Perspectiva energética de Paraguay
Paraguay posee una matriz eléctrica dominada por la energía hidroeléctrica: las represas binacionales más conocidas son Itaipú y Yacyretá, que han convertido al país en un exportador neto de electricidad a países vecinos. Gracias a estas infraestructuras, gran parte de la generación eléctrica paraguaya proviene de fuentes renovables; estimaciones indican que más del 90% de la energía eléctrica se origina en hidroeléctricas, con exportaciones significativas hacia Brasil y Argentina. Sin embargo, esa ventaja también plantea retos: dependencia de caudales fluviales, estacionalidad, tensión en redes de transmisión y limitada diversificación tecnológica.

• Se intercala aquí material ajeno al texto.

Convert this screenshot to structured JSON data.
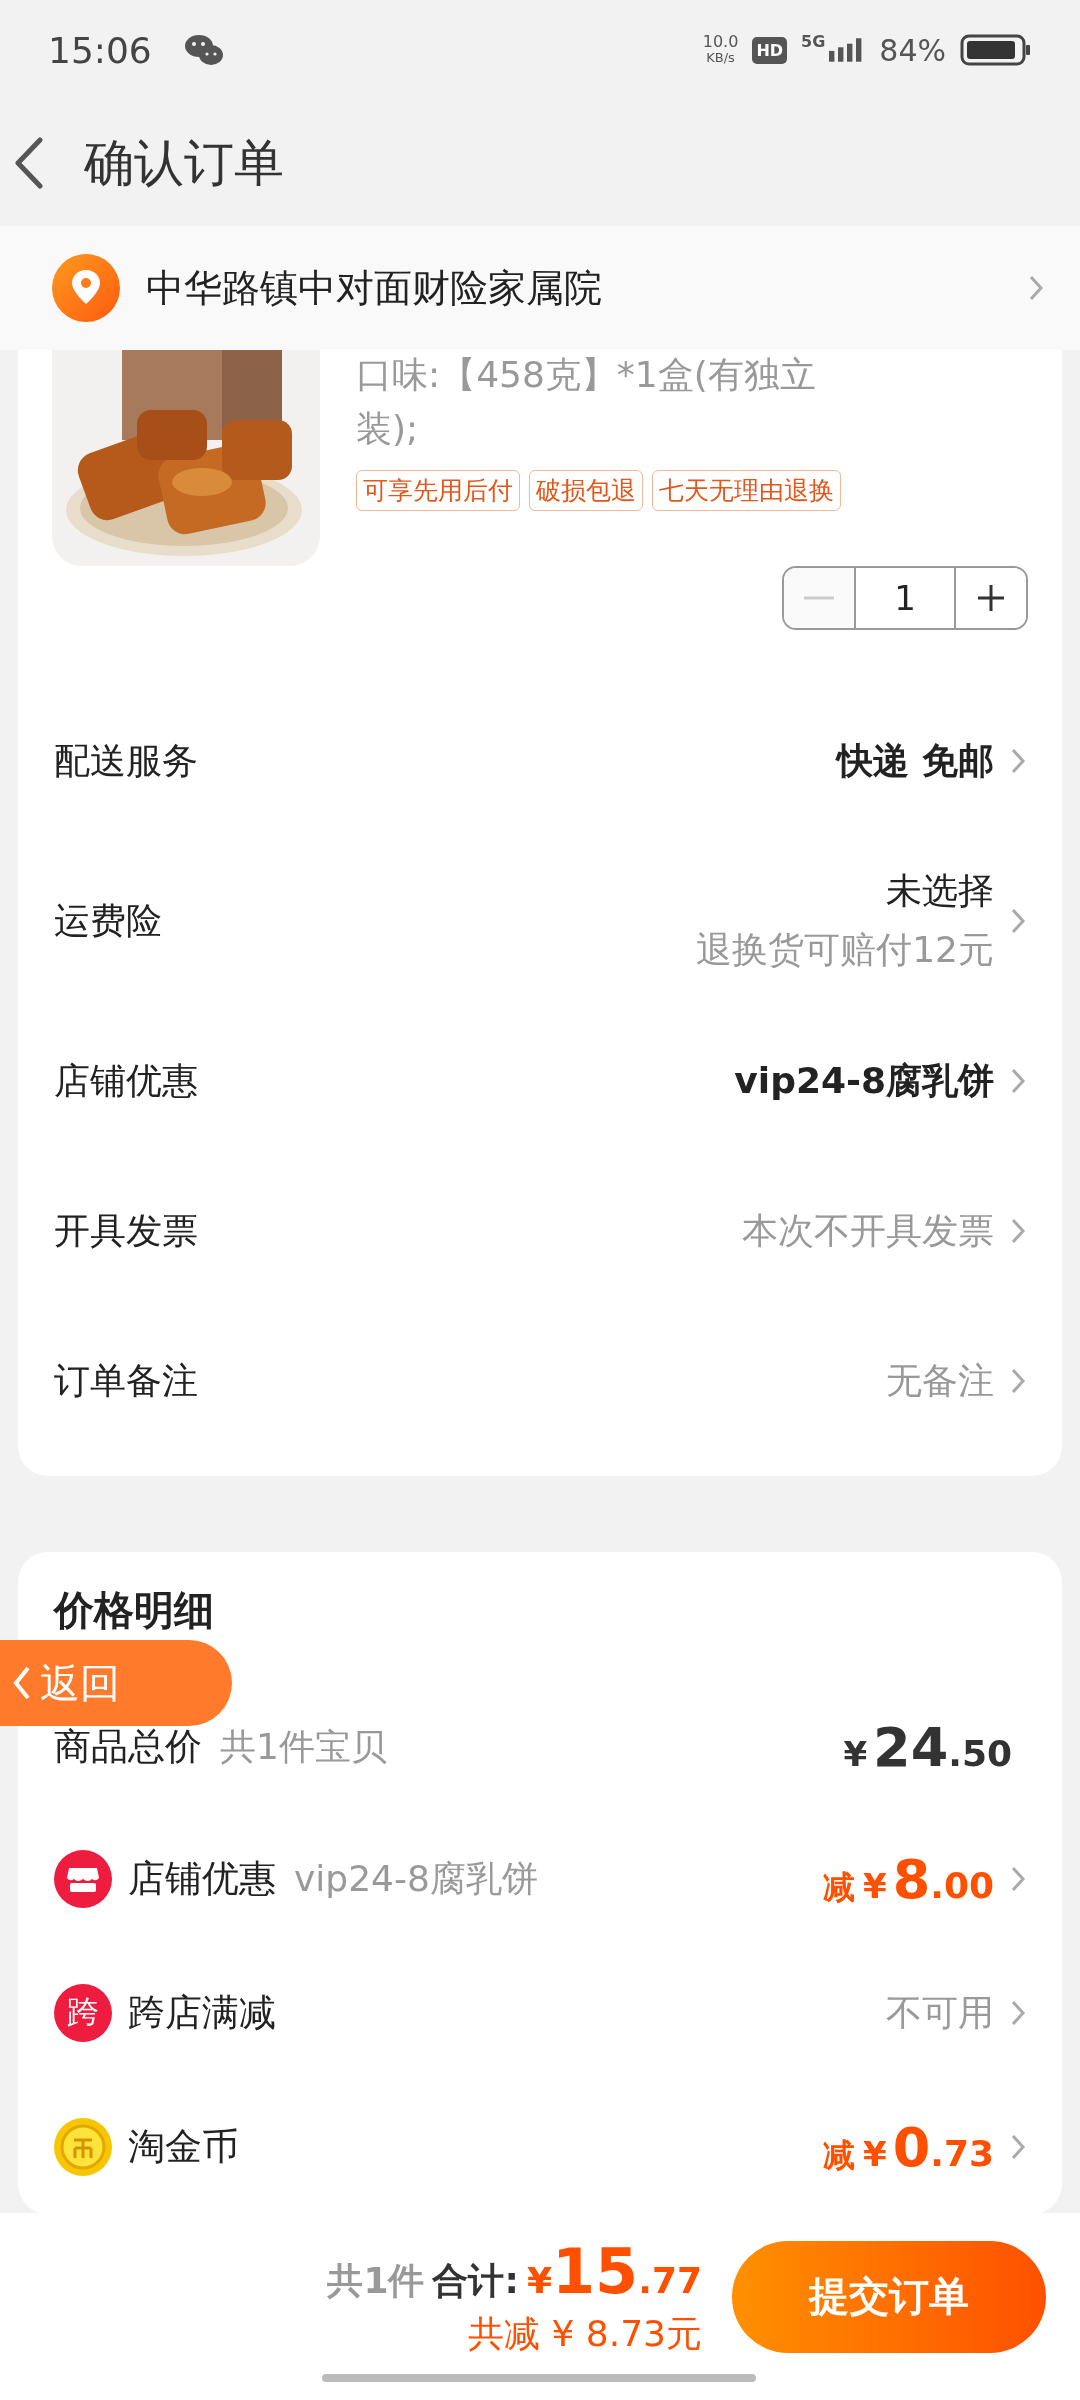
{
  "status_bar": {
    "time": "15:06",
    "speed_value": "10.0",
    "speed_unit": "KB/s",
    "hd": "HD",
    "network": "5G",
    "battery": "84%"
  },
  "header": {
    "title": "确认订单"
  },
  "address": {
    "text": "中华路镇中对面财险家属院"
  },
  "product": {
    "kind": "picture",
    "option": "口味:【458克】*1盒(有独立装);",
    "tags": [
      "可享先用后付",
      "破损包退",
      "七天无理由退换"
    ],
    "quantity": "1",
    "minus_disabled": true
  },
  "order_options": [
    {
      "label": "配送服务",
      "value": "快递 免邮",
      "muted": false,
      "bold": true
    },
    {
      "label": "运费险",
      "value": "未选择",
      "note": "退换货可赔付12元",
      "muted": false,
      "bold": false
    },
    {
      "label": "店铺优惠",
      "value": "vip24-8腐乳饼",
      "muted": false,
      "bold": true
    },
    {
      "label": "开具发票",
      "value": "本次不开具发票",
      "muted": true,
      "bold": false
    },
    {
      "label": "订单备注",
      "value": "无备注",
      "muted": true,
      "bold": false
    }
  ],
  "price_details": {
    "title": "价格明细",
    "rows": [
      {
        "kind": "total",
        "label": "商品总价",
        "sub": "共1件宝贝",
        "currency": "¥",
        "integer": "24",
        "decimal": ".50"
      },
      {
        "kind": "discount",
        "label": "店铺优惠",
        "sub": "vip24-8腐乳饼",
        "prefix": "减",
        "currency": "¥",
        "integer": "8",
        "decimal": ".00"
      },
      {
        "kind": "text",
        "icon_text": "跨",
        "label": "跨店满减",
        "value": "不可用"
      },
      {
        "kind": "discount",
        "label": "淘金币",
        "prefix": "减",
        "currency": "¥",
        "integer": "0",
        "decimal": ".73"
      }
    ]
  },
  "float_button": {
    "label": "返回"
  },
  "bottom_bar": {
    "count": "共1件",
    "total_label": "合计:",
    "currency": "¥",
    "integer": "15",
    "decimal": ".77",
    "saving": "共减 ¥ 8.73元",
    "submit": "提交订单"
  }
}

Retos de la transición energética
- Vulnerabilidad climática: las sequías junto con la irregularidad de las precipitaciones reducen la generación hidroeléctrica y comprometen así la estabilidad del suministro energético.
- Falta de diversificación: la matriz mantiene una presencia limitada de energía solar, eólica, biomasa y sistemas de almacenamiento.
- Infraestructura y transmisión: se requiere actualizar las redes, reforzar las interconexiones y atender tanto las pérdidas técnicas como las no técnicas.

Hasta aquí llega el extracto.